Where is the problem in this?

So, there is NO problem. The problem is in the mis-understanding of the concept of reason.

If there is no problem, what then, really, is the practical difference between a brute contingency and necessity?

Summing up, necessity is the underlying principle in the unfoldment of reality and brute-contingency is our inability to understand the perplexing interractions of all things, in the process of actualizing their end-goals.

  • "physical changes, happen for a specific purpose" -- I wonder if Aristotle was mistranslated or misunderstood. Necessity, as I understand it, means that any event was brought in (necessarily) by some cause in the past. In other words, necessity describes a deterministic Universe. Jan 16 at 22:44

Generally, a fact (or entity) is brute if it has no explanation, and explicable otherwise. The 'explanation' here is in terms of an objective explanation, and not in the sense of epistemic justification. For example, the laws of gravity explain why an apple fell, etc.

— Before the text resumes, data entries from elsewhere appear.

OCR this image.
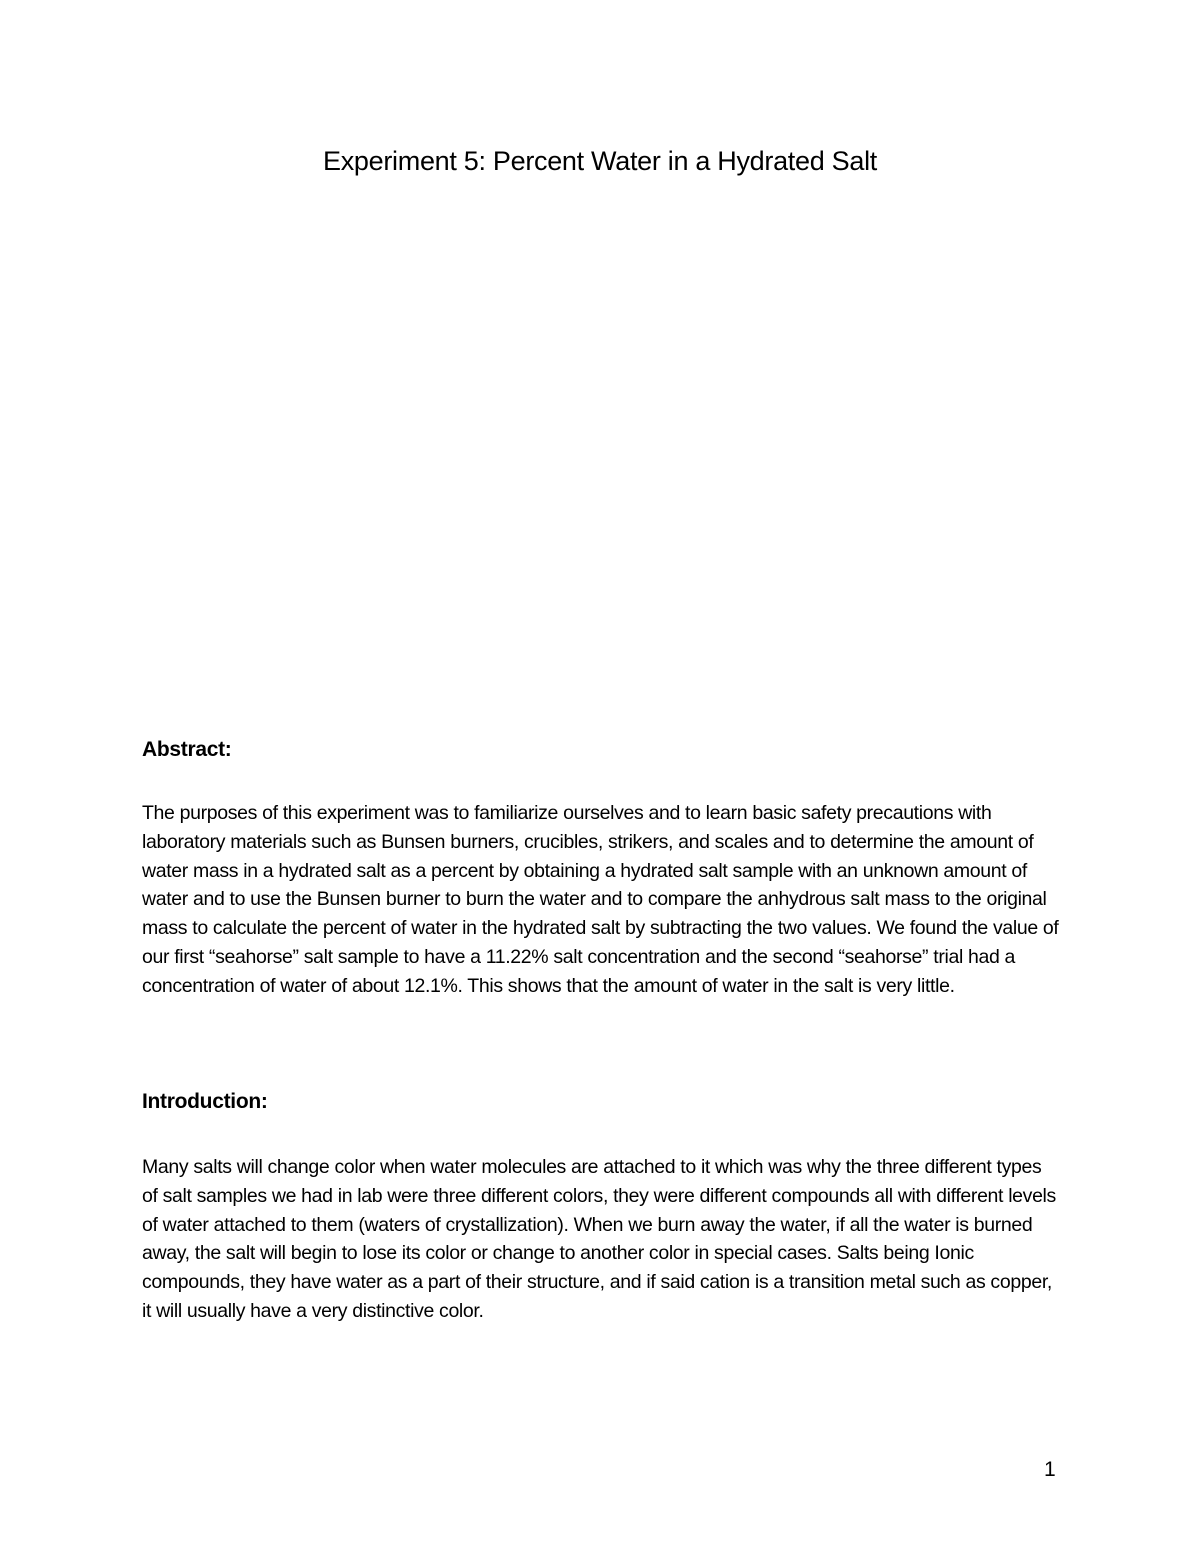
Experiment 5: Percent Water in a Hydrated Salt
Abstract:

The purposes of this experiment was to familiarize ourselves and to learn basic safety precautions with laboratory materials such as Bunsen burners, crucibles, strikers, and scales and to determine the amount of water mass in a hydrated salt as a percent by obtaining a hydrated salt sample with an unknown amount of water and to use the Bunsen burner to burn the water and to compare the anhydrous salt mass to the original mass to calculate the percent of water in the hydrated salt by subtracting the two values. We found the value of our first “seahorse” salt sample to have a 11.22% salt concentration and the second “seahorse” trial had a concentration of water of about 12.1%. This shows that the amount of water in the salt is very little.

Introduction:

Many salts will change color when water molecules are attached to it which was why the three different types of salt samples we had in lab were three different colors, they were different compounds all with different levels of water attached to them (waters of crystallization). When we burn away the water, if all the water is burned away, the salt will begin to lose its color or change to another color in special cases. Salts being Ionic compounds, they have water as a part of their structure, and if said cation is a transition metal such as copper, it will usually have a very distinctive color.

1
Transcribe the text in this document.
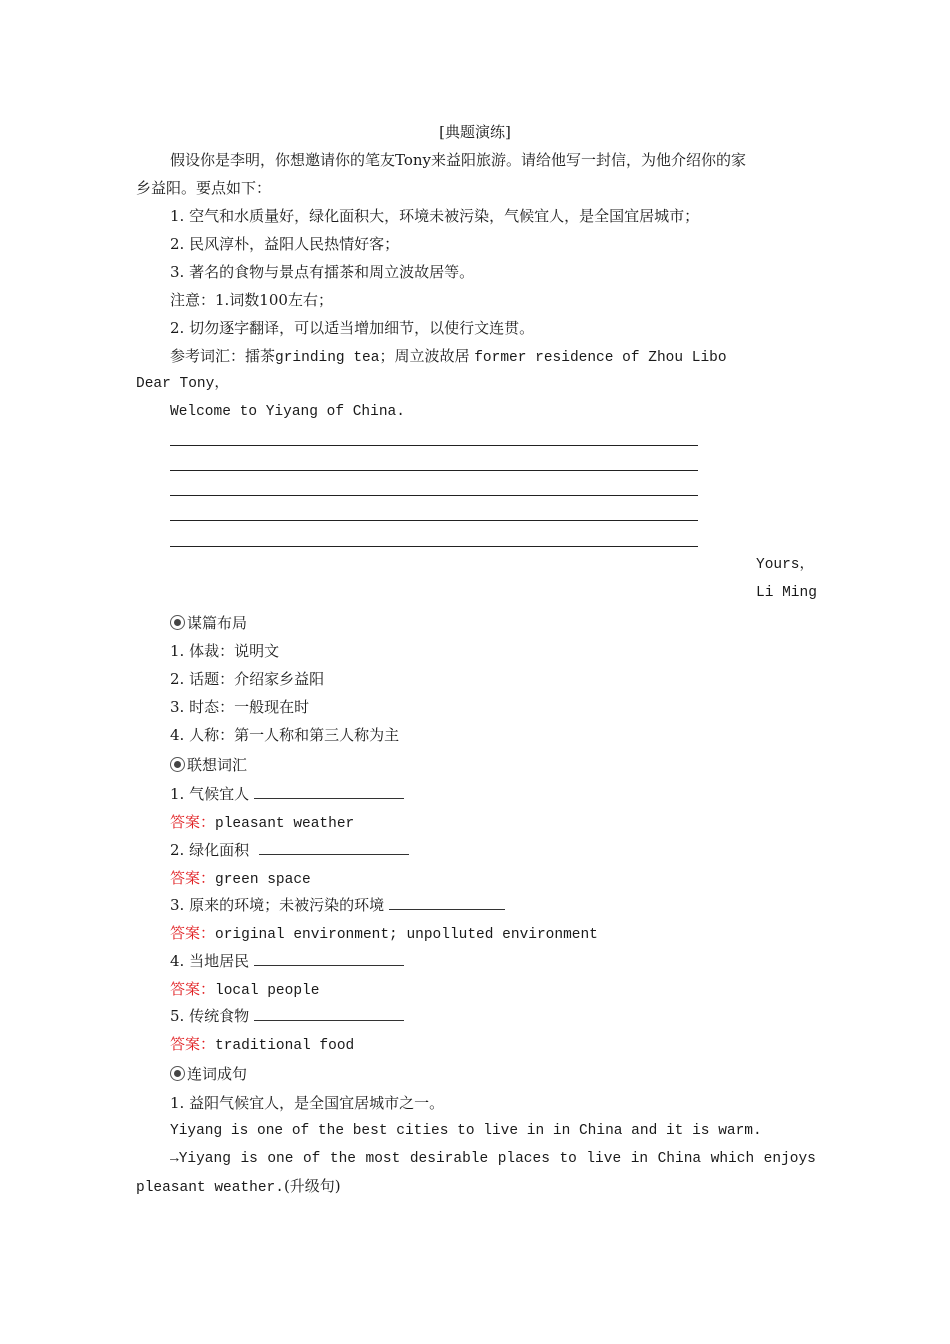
[典题演练]
假设你是李明，你想邀请你的笔友Tony来益阳旅游。请给他写一封信，为他介绍你的家
乡益阳。要点如下：
1. 空气和水质量好，绿化面积大，环境未被污染，气候宜人，是全国宜居城市；
2. 民风淳朴，益阳人民热情好客；
3. 著名的食物与景点有擂茶和周立波故居等。
注意：1.词数100左右；
2. 切勿逐字翻译，可以适当增加细节，以使行文连贯。
参考词汇：擂茶grinding tea；周立波故居 former residence of Zhou Libo
Dear Tony，
Welcome to Yiyang of China.
Yours，
Li Ming
谋篇布局
1. 体裁：说明文
2. 话题：介绍家乡益阳
3. 时态：一般现在时
4. 人称：第一人称和第三人称为主
联想词汇
1. 气候宜人
答案：pleasant weather
2. 绿化面积
答案：green space
3. 原来的环境；未被污染的环境
答案：original environment; unpolluted environment
4. 当地居民
答案：local people
5. 传统食物
答案：traditional food
连词成句
1. 益阳气候宜人，是全国宜居城市之一。
Yiyang is one of the best cities to live in in China and it is warm.
→Yiyang is one of the most desirable places to live in China which enjoys
pleasant weather.(升级句)
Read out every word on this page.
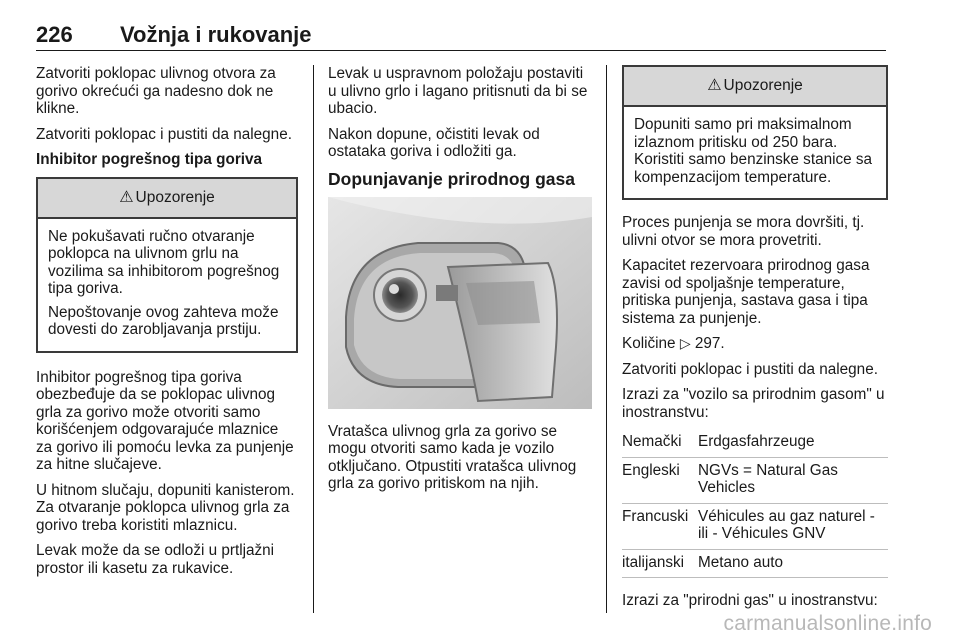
226 Vožnja i rukovanje

Zatvoriti poklopac ulivnog otvora za gorivo okrećući ga nadesno dok ne klikne.

Zatvoriti poklopac i pustiti da nalegne.

Inhibitor pogrešnog tipa goriva

⚠ Upozorenje

Ne pokušavati ručno otvaranje poklopca na ulivnom grlu na vozilima sa inhibitorom pogrešnog tipa goriva.

Nepoštovanje ovog zahteva može dovesti do zarobljavanja prstiju.

Inhibitor pogrešnog tipa goriva obezbeđuje da se poklopac ulivnog grla za gorivo može otvoriti samo korišćenjem odgovarajuće mlaznice za gorivo ili pomoću levka za punjenje za hitne slučajeve.

U hitnom slučaju, dopuniti kanisterom. Za otvaranje poklopca ulivnog grla za gorivo treba koristiti mlaznicu.

Levak može da se odloži u prtljažni prostor ili kasetu za rukavice.

Levak u uspravnom položaju postaviti u ulivno grlo i lagano pritisnuti da bi se ubacio.

Nakon dopune, očistiti levak od ostataka goriva i odložiti ga.

Dopunjavanje prirodnog gasa

Vratašca ulivnog grla za gorivo se mogu otvoriti samo kada je vozilo otključano. Otpustiti vratašca ulivnog grla za gorivo pritiskom na njih.

⚠ Upozorenje

Dopuniti samo pri maksimalnom izlaznom pritisku od 250 bara. Koristiti samo benzinske stanice sa kompenzacijom temperature.

Proces punjenja se mora dovršiti, tj. ulivni otvor se mora provetriti.

Kapacitet rezervoara prirodnog gasa zavisi od spoljašnje temperature, pritiska punjenja, sastava gasa i tipa sistema za punjenje.

Količine ▷ 297.

Zatvoriti poklopac i pustiti da nalegne.

Izrazi za "vozilo sa prirodnim gasom" u inostranstvu:

Nemački	Erdgasfahrzeuge
Engleski	NGVs = Natural Gas Vehicles
Francuski	Véhicules au gaz naturel - ili - Véhicules GNV
italijanski	Metano auto

Izrazi za "prirodni gas" u inostranstvu:

carmanualsonline.info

Some facts are necessary. Usually, the explanations we care about are contrastive: we are aware that both p and ~p are respectively possible, and want to understand what it is that made p occur instead of ~p. This is the explanation we're looking for.

However, recall that necessary facts are true in any possibility, so nothing in principle could be their contrastive explanation. This is why principles that demand everything be explained, like the controversial Principle of Sufficient Reason (PSR), range only over contingent facts and not necessary ones. But whether necessities are explicable is a contested and disputed topic, and one we can sidestep.

The difference is this: if the existence of the universe is a brute fact, then it simply has no further explanation (by definition), but it can still be a contingent fact. There can still be possibilities where the universe did not exist, or did not exist in the same way, but we will simply not have an explanation of why this universe obtained instead of that, etc. This is generally what analytic philosophers mean by "brute" in metaphysics.

On the other hand, a necessity is something that is true given any possibility. So regardless of your views on whether necessities are explicable, it becomes clear what the difference between a brute fact and a necessity is. And this I take to be the obvious difference between the options Oppy offers. Fwiw, I think the other answers here are a bit misleading, so beware.